We have chosen to illustrate the statistical methods that we consider to be most applicable to delirium trials. There are, of course, many other possibilities, ranging from slight variations on these themes to entirely different perspectives. More broadly, then, our view is that common features of delirium studies, such as small sample sizes, sample attrition and spontaneous recovery mean that techniques are likely to be preferred if they make efficient use of available data and, more specifically, take a global (as opposed to end-of-trial) perspective. This neatly summarises our recommendations to those carrying out delirium research: design, recording and analysis of trials should maintain a global view of the progression of each patient, from the point of recruitment to their ultimate death or discharge and, hopefully, recovery.

Neither have we considered in detail all the statistical issues that arise in delirium trials. For instance, a typical efficacy trial might consider several possible outcome measures, and questions of multiple testing then surface. Also, all the approaches we have discussed rely on an assumption of random missingness [13] or similar; this is a limitation, and remains an active area of statistical research. Much generic advice is available, but we also counsel early consultation with a professional statistician, who can advise on the specific problems that arise in delirium trials, and offer direction on selection and use of an appropriate model.
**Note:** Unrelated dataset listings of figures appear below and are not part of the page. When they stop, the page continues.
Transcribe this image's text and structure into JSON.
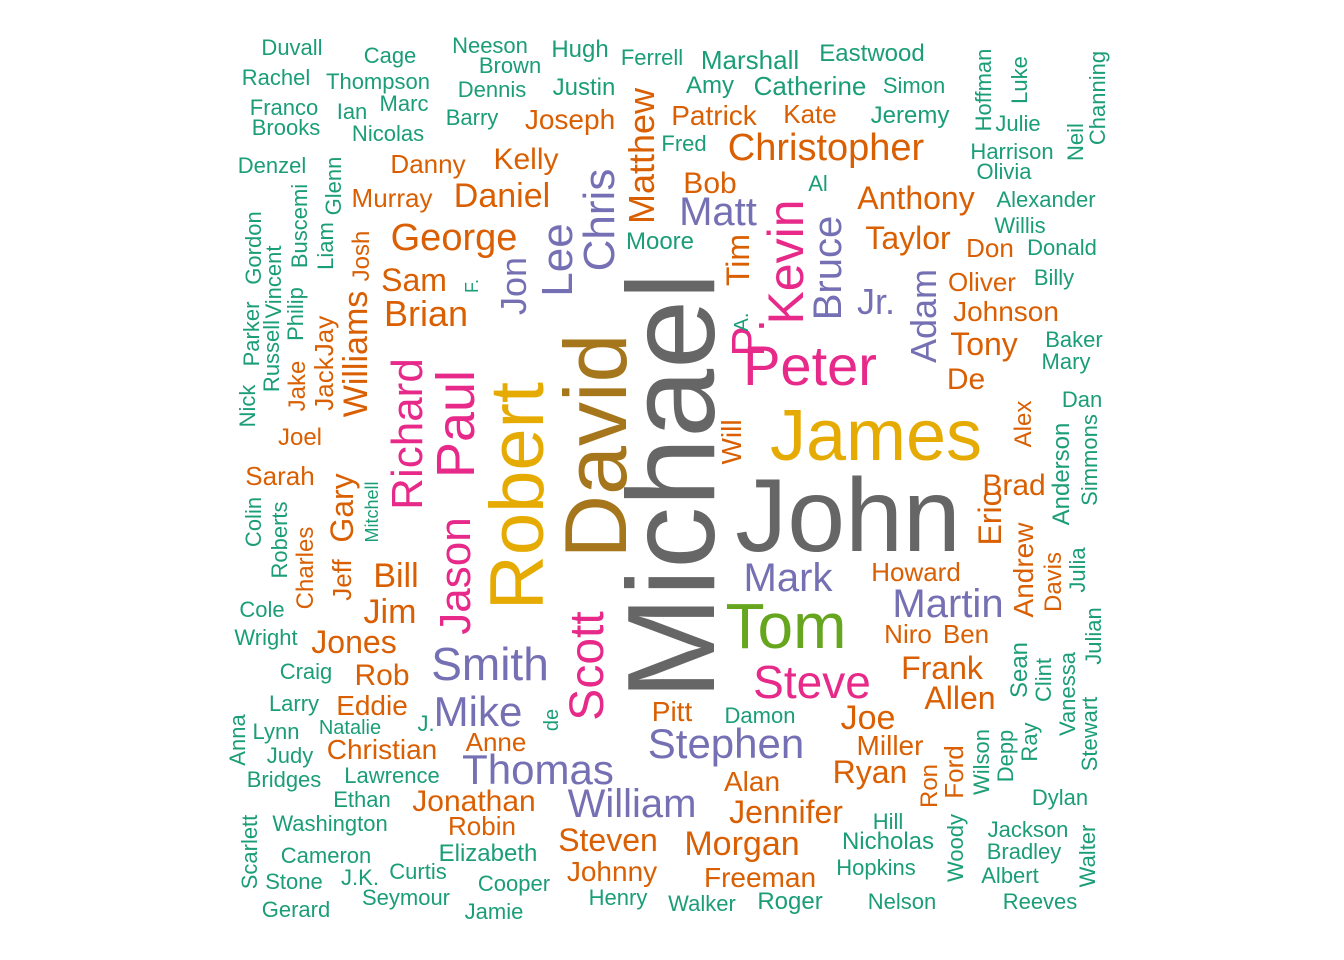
{
  "palette": {
    "c1": "#1b9e77",
    "c2": "#d95f02",
    "c3": "#7570b3",
    "c4": "#e7298a",
    "c5": "#66a61e",
    "c6": "#e6ab02",
    "c7": "#a6761d",
    "c8": "#666666"
  },
  "words": [
    {
      "text": "Michael",
      "c": "c8",
      "v": true
    },
    {
      "text": "John",
      "c": "c8",
      "v": false
    },
    {
      "text": "David",
      "c": "c7",
      "v": true
    },
    {
      "text": "James",
      "c": "c6",
      "v": false
    },
    {
      "text": "Robert",
      "c": "c6",
      "v": true
    },
    {
      "text": "Tom",
      "c": "c5",
      "v": false
    },
    {
      "text": "Peter",
      "c": "c4",
      "v": false
    },
    {
      "text": "Paul",
      "c": "c4",
      "v": true
    },
    {
      "text": "Jason",
      "c": "c4",
      "v": true
    },
    {
      "text": "Scott",
      "c": "c4",
      "v": true
    },
    {
      "text": "Richard",
      "c": "c4",
      "v": true
    },
    {
      "text": "Steve",
      "c": "c4",
      "v": false
    },
    {
      "text": "Kevin",
      "c": "c4",
      "v": true
    },
    {
      "text": "P.",
      "c": "c4",
      "v": true
    },
    {
      "text": "Chris",
      "c": "c3",
      "v": true
    },
    {
      "text": "Lee",
      "c": "c3",
      "v": true
    },
    {
      "text": "Jon",
      "c": "c3",
      "v": true
    },
    {
      "text": "Bruce",
      "c": "c3",
      "v": true
    },
    {
      "text": "Matt",
      "c": "c3",
      "v": false
    },
    {
      "text": "Jr.",
      "c": "c3",
      "v": false
    },
    {
      "text": "Adam",
      "c": "c3",
      "v": true
    },
    {
      "text": "Mark",
      "c": "c3",
      "v": false
    },
    {
      "text": "Martin",
      "c": "c3",
      "v": false
    },
    {
      "text": "Smith",
      "c": "c3",
      "v": false
    },
    {
      "text": "Mike",
      "c": "c3",
      "v": false
    },
    {
      "text": "Stephen",
      "c": "c3",
      "v": false
    },
    {
      "text": "Thomas",
      "c": "c3",
      "v": false
    },
    {
      "text": "William",
      "c": "c3",
      "v": false
    },
    {
      "text": "Christopher",
      "c": "c2",
      "v": false
    },
    {
      "text": "George",
      "c": "c2",
      "v": false
    },
    {
      "text": "Daniel",
      "c": "c2",
      "v": false
    },
    {
      "text": "Brian",
      "c": "c2",
      "v": false
    },
    {
      "text": "Sam",
      "c": "c2",
      "v": false
    },
    {
      "text": "Williams",
      "c": "c2",
      "v": true
    },
    {
      "text": "Bill",
      "c": "c2",
      "v": false
    },
    {
      "text": "Jim",
      "c": "c2",
      "v": false
    },
    {
      "text": "Gary",
      "c": "c2",
      "v": true
    },
    {
      "text": "Jones",
      "c": "c2",
      "v": false
    },
    {
      "text": "Rob",
      "c": "c2",
      "v": false
    },
    {
      "text": "Eddie",
      "c": "c2",
      "v": false
    },
    {
      "text": "Christian",
      "c": "c2",
      "v": false
    },
    {
      "text": "Anne",
      "c": "c2",
      "v": false
    },
    {
      "text": "Jonathan",
      "c": "c2",
      "v": false
    },
    {
      "text": "Robin",
      "c": "c2",
      "v": false
    },
    {
      "text": "Steven",
      "c": "c2",
      "v": false
    },
    {
      "text": "Johnny",
      "c": "c2",
      "v": false
    },
    {
      "text": "Morgan",
      "c": "c2",
      "v": false
    },
    {
      "text": "Freeman",
      "c": "c2",
      "v": false
    },
    {
      "text": "Jennifer",
      "c": "c2",
      "v": false
    },
    {
      "text": "Alan",
      "c": "c2",
      "v": false
    },
    {
      "text": "Ryan",
      "c": "c2",
      "v": false
    },
    {
      "text": "Miller",
      "c": "c2",
      "v": false
    },
    {
      "text": "Joe",
      "c": "c2",
      "v": false
    },
    {
      "text": "Pitt",
      "c": "c2",
      "v": false
    },
    {
      "text": "Allen",
      "c": "c2",
      "v": false
    },
    {
      "text": "Frank",
      "c": "c2",
      "v": false
    },
    {
      "text": "Niro",
      "c": "c2",
      "v": false
    },
    {
      "text": "Ben",
      "c": "c2",
      "v": false
    },
    {
      "text": "Howard",
      "c": "c2",
      "v": false
    },
    {
      "text": "Eric",
      "c": "c2",
      "v": true
    },
    {
      "text": "Brad",
      "c": "c2",
      "v": false
    },
    {
      "text": "De",
      "c": "c2",
      "v": false
    },
    {
      "text": "Tony",
      "c": "c2",
      "v": false
    },
    {
      "text": "Johnson",
      "c": "c2",
      "v": false
    },
    {
      "text": "Oliver",
      "c": "c2",
      "v": false
    },
    {
      "text": "Don",
      "c": "c2",
      "v": false
    },
    {
      "text": "Taylor",
      "c": "c2",
      "v": false
    },
    {
      "text": "Anthony",
      "c": "c2",
      "v": false
    },
    {
      "text": "Kate",
      "c": "c2",
      "v": false
    },
    {
      "text": "Patrick",
      "c": "c2",
      "v": false
    },
    {
      "text": "Matthew",
      "c": "c2",
      "v": true
    },
    {
      "text": "Bob",
      "c": "c2",
      "v": false
    },
    {
      "text": "Tim",
      "c": "c2",
      "v": true
    },
    {
      "text": "Will",
      "c": "c2",
      "v": true
    },
    {
      "text": "Joseph",
      "c": "c2",
      "v": false
    },
    {
      "text": "Kelly",
      "c": "c2",
      "v": false
    },
    {
      "text": "Danny",
      "c": "c2",
      "v": false
    },
    {
      "text": "Murray",
      "c": "c2",
      "v": false
    },
    {
      "text": "Josh",
      "c": "c2",
      "v": true
    },
    {
      "text": "Jay",
      "c": "c2",
      "v": true
    },
    {
      "text": "Jack",
      "c": "c2",
      "v": true
    },
    {
      "text": "Jake",
      "c": "c2",
      "v": true
    },
    {
      "text": "Joel",
      "c": "c2",
      "v": false
    },
    {
      "text": "Sarah",
      "c": "c2",
      "v": false
    },
    {
      "text": "Jeff",
      "c": "c2",
      "v": true
    },
    {
      "text": "Charles",
      "c": "c2",
      "v": true
    },
    {
      "text": "Andrew",
      "c": "c2",
      "v": true
    },
    {
      "text": "Davis",
      "c": "c2",
      "v": true
    },
    {
      "text": "Alex",
      "c": "c2",
      "v": true
    },
    {
      "text": "Ford",
      "c": "c2",
      "v": true
    },
    {
      "text": "Ron",
      "c": "c2",
      "v": true
    },
    {
      "text": "Duvall",
      "c": "c1",
      "v": false
    },
    {
      "text": "Cage",
      "c": "c1",
      "v": false
    },
    {
      "text": "Neeson",
      "c": "c1",
      "v": false
    },
    {
      "text": "Hugh",
      "c": "c1",
      "v": false
    },
    {
      "text": "Ferrell",
      "c": "c1",
      "v": false
    },
    {
      "text": "Marshall",
      "c": "c1",
      "v": false
    },
    {
      "text": "Eastwood",
      "c": "c1",
      "v": false
    },
    {
      "text": "Brown",
      "c": "c1",
      "v": false
    },
    {
      "text": "Rachel",
      "c": "c1",
      "v": false
    },
    {
      "text": "Thompson",
      "c": "c1",
      "v": false
    },
    {
      "text": "Dennis",
      "c": "c1",
      "v": false
    },
    {
      "text": "Justin",
      "c": "c1",
      "v": false
    },
    {
      "text": "Amy",
      "c": "c1",
      "v": false
    },
    {
      "text": "Catherine",
      "c": "c1",
      "v": false
    },
    {
      "text": "Simon",
      "c": "c1",
      "v": false
    },
    {
      "text": "Franco",
      "c": "c1",
      "v": false
    },
    {
      "text": "Marc",
      "c": "c1",
      "v": false
    },
    {
      "text": "Ian",
      "c": "c1",
      "v": false
    },
    {
      "text": "Barry",
      "c": "c1",
      "v": false
    },
    {
      "text": "Jeremy",
      "c": "c1",
      "v": false
    },
    {
      "text": "Brooks",
      "c": "c1",
      "v": false
    },
    {
      "text": "Nicolas",
      "c": "c1",
      "v": false
    },
    {
      "text": "Fred",
      "c": "c1",
      "v": false
    },
    {
      "text": "Denzel",
      "c": "c1",
      "v": false
    },
    {
      "text": "Al",
      "c": "c1",
      "v": false
    },
    {
      "text": "Moore",
      "c": "c1",
      "v": false
    },
    {
      "text": "Hoffman",
      "c": "c1",
      "v": true
    },
    {
      "text": "Luke",
      "c": "c1",
      "v": true
    },
    {
      "text": "Julie",
      "c": "c1",
      "v": false
    },
    {
      "text": "Channing",
      "c": "c1",
      "v": true
    },
    {
      "text": "Neil",
      "c": "c1",
      "v": true
    },
    {
      "text": "Harrison",
      "c": "c1",
      "v": false
    },
    {
      "text": "Olivia",
      "c": "c1",
      "v": false
    },
    {
      "text": "Alexander",
      "c": "c1",
      "v": false
    },
    {
      "text": "Willis",
      "c": "c1",
      "v": false
    },
    {
      "text": "Donald",
      "c": "c1",
      "v": false
    },
    {
      "text": "Billy",
      "c": "c1",
      "v": false
    },
    {
      "text": "Baker",
      "c": "c1",
      "v": false
    },
    {
      "text": "Mary",
      "c": "c1",
      "v": false
    },
    {
      "text": "Dan",
      "c": "c1",
      "v": false
    },
    {
      "text": "Anderson",
      "c": "c1",
      "v": true
    },
    {
      "text": "Simmons",
      "c": "c1",
      "v": true
    },
    {
      "text": "Julia",
      "c": "c1",
      "v": true
    },
    {
      "text": "Julian",
      "c": "c1",
      "v": true
    },
    {
      "text": "Sean",
      "c": "c1",
      "v": true
    },
    {
      "text": "Clint",
      "c": "c1",
      "v": true
    },
    {
      "text": "Vanessa",
      "c": "c1",
      "v": true
    },
    {
      "text": "Stewart",
      "c": "c1",
      "v": true
    },
    {
      "text": "Ray",
      "c": "c1",
      "v": true
    },
    {
      "text": "Depp",
      "c": "c1",
      "v": true
    },
    {
      "text": "Wilson",
      "c": "c1",
      "v": true
    },
    {
      "text": "Dylan",
      "c": "c1",
      "v": false
    },
    {
      "text": "Jackson",
      "c": "c1",
      "v": false
    },
    {
      "text": "Bradley",
      "c": "c1",
      "v": false
    },
    {
      "text": "Albert",
      "c": "c1",
      "v": false
    },
    {
      "text": "Walter",
      "c": "c1",
      "v": true
    },
    {
      "text": "Reeves",
      "c": "c1",
      "v": false
    },
    {
      "text": "Nelson",
      "c": "c1",
      "v": false
    },
    {
      "text": "Woody",
      "c": "c1",
      "v": true
    },
    {
      "text": "Hill",
      "c": "c1",
      "v": false
    },
    {
      "text": "Nicholas",
      "c": "c1",
      "v": false
    },
    {
      "text": "Hopkins",
      "c": "c1",
      "v": false
    },
    {
      "text": "Roger",
      "c": "c1",
      "v": false
    },
    {
      "text": "Walker",
      "c": "c1",
      "v": false
    },
    {
      "text": "Henry",
      "c": "c1",
      "v": false
    },
    {
      "text": "Damon",
      "c": "c1",
      "v": false
    },
    {
      "text": "Elizabeth",
      "c": "c1",
      "v": false
    },
    {
      "text": "Cooper",
      "c": "c1",
      "v": false
    },
    {
      "text": "Jamie",
      "c": "c1",
      "v": false
    },
    {
      "text": "Seymour",
      "c": "c1",
      "v": false
    },
    {
      "text": "Curtis",
      "c": "c1",
      "v": false
    },
    {
      "text": "J.K.",
      "c": "c1",
      "v": false
    },
    {
      "text": "Gerard",
      "c": "c1",
      "v": false
    },
    {
      "text": "Stone",
      "c": "c1",
      "v": false
    },
    {
      "text": "Cameron",
      "c": "c1",
      "v": false
    },
    {
      "text": "Scarlett",
      "c": "c1",
      "v": true
    },
    {
      "text": "Washington",
      "c": "c1",
      "v": false
    },
    {
      "text": "Ethan",
      "c": "c1",
      "v": false
    },
    {
      "text": "Lawrence",
      "c": "c1",
      "v": false
    },
    {
      "text": "Bridges",
      "c": "c1",
      "v": false
    },
    {
      "text": "Judy",
      "c": "c1",
      "v": false
    },
    {
      "text": "Anna",
      "c": "c1",
      "v": true
    },
    {
      "text": "Lynn",
      "c": "c1",
      "v": false
    },
    {
      "text": "Natalie",
      "c": "c1",
      "v": false
    },
    {
      "text": "J.",
      "c": "c1",
      "v": false
    },
    {
      "text": "de",
      "c": "c1",
      "v": true
    },
    {
      "text": "Larry",
      "c": "c1",
      "v": false
    },
    {
      "text": "Craig",
      "c": "c1",
      "v": false
    },
    {
      "text": "Wright",
      "c": "c1",
      "v": false
    },
    {
      "text": "Cole",
      "c": "c1",
      "v": false
    },
    {
      "text": "Roberts",
      "c": "c1",
      "v": true
    },
    {
      "text": "Colin",
      "c": "c1",
      "v": true
    },
    {
      "text": "Mitchell",
      "c": "c1",
      "v": true
    },
    {
      "text": "Nick",
      "c": "c1",
      "v": true
    },
    {
      "text": "Russell",
      "c": "c1",
      "v": true
    },
    {
      "text": "Parker",
      "c": "c1",
      "v": true
    },
    {
      "text": "Gordon",
      "c": "c1",
      "v": true
    },
    {
      "text": "Vincent",
      "c": "c1",
      "v": true
    },
    {
      "text": "Philip",
      "c": "c1",
      "v": true
    },
    {
      "text": "Buscemi",
      "c": "c1",
      "v": true
    },
    {
      "text": "Liam",
      "c": "c1",
      "v": true
    },
    {
      "text": "Glenn",
      "c": "c1",
      "v": true
    },
    {
      "text": "F.",
      "c": "c1",
      "v": true
    },
    {
      "text": "A.",
      "c": "c1",
      "v": true
    }
  ]
}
Given that the body of reliable empirical evidence concerning the treatment of delirium is sparse, it is unfortunate that detailed consideration of analytical aspects of delirium trials is also rare. Ultimately, it can be hoped that sufficient data will emerge to swamp the effects of less suitable mathematical models, but in the present state of fairly limited knowledge (particularly about longer-term outcomes), convincing analyses will be needed in order to influence professional practice. It is our hope that the methods we have described will play a part in convincing analyses of future delirium research.

Contributions

TT and JB formulated and carried out the historical randomised controlled trial. TT surveyed the literature and proposed and wrote the first draft of the current paper. DF assisted with the analysis of the trial, and described and carried out the statistical methods illustrated in the current paper.

Conflict of interest

Tahir et al. was an investigator initiated study [2]. In terms of the Clinical Trials Directive, AstraZeneca UK legally sponsored and provided funding for recruitment of a research assistant and for trial medication.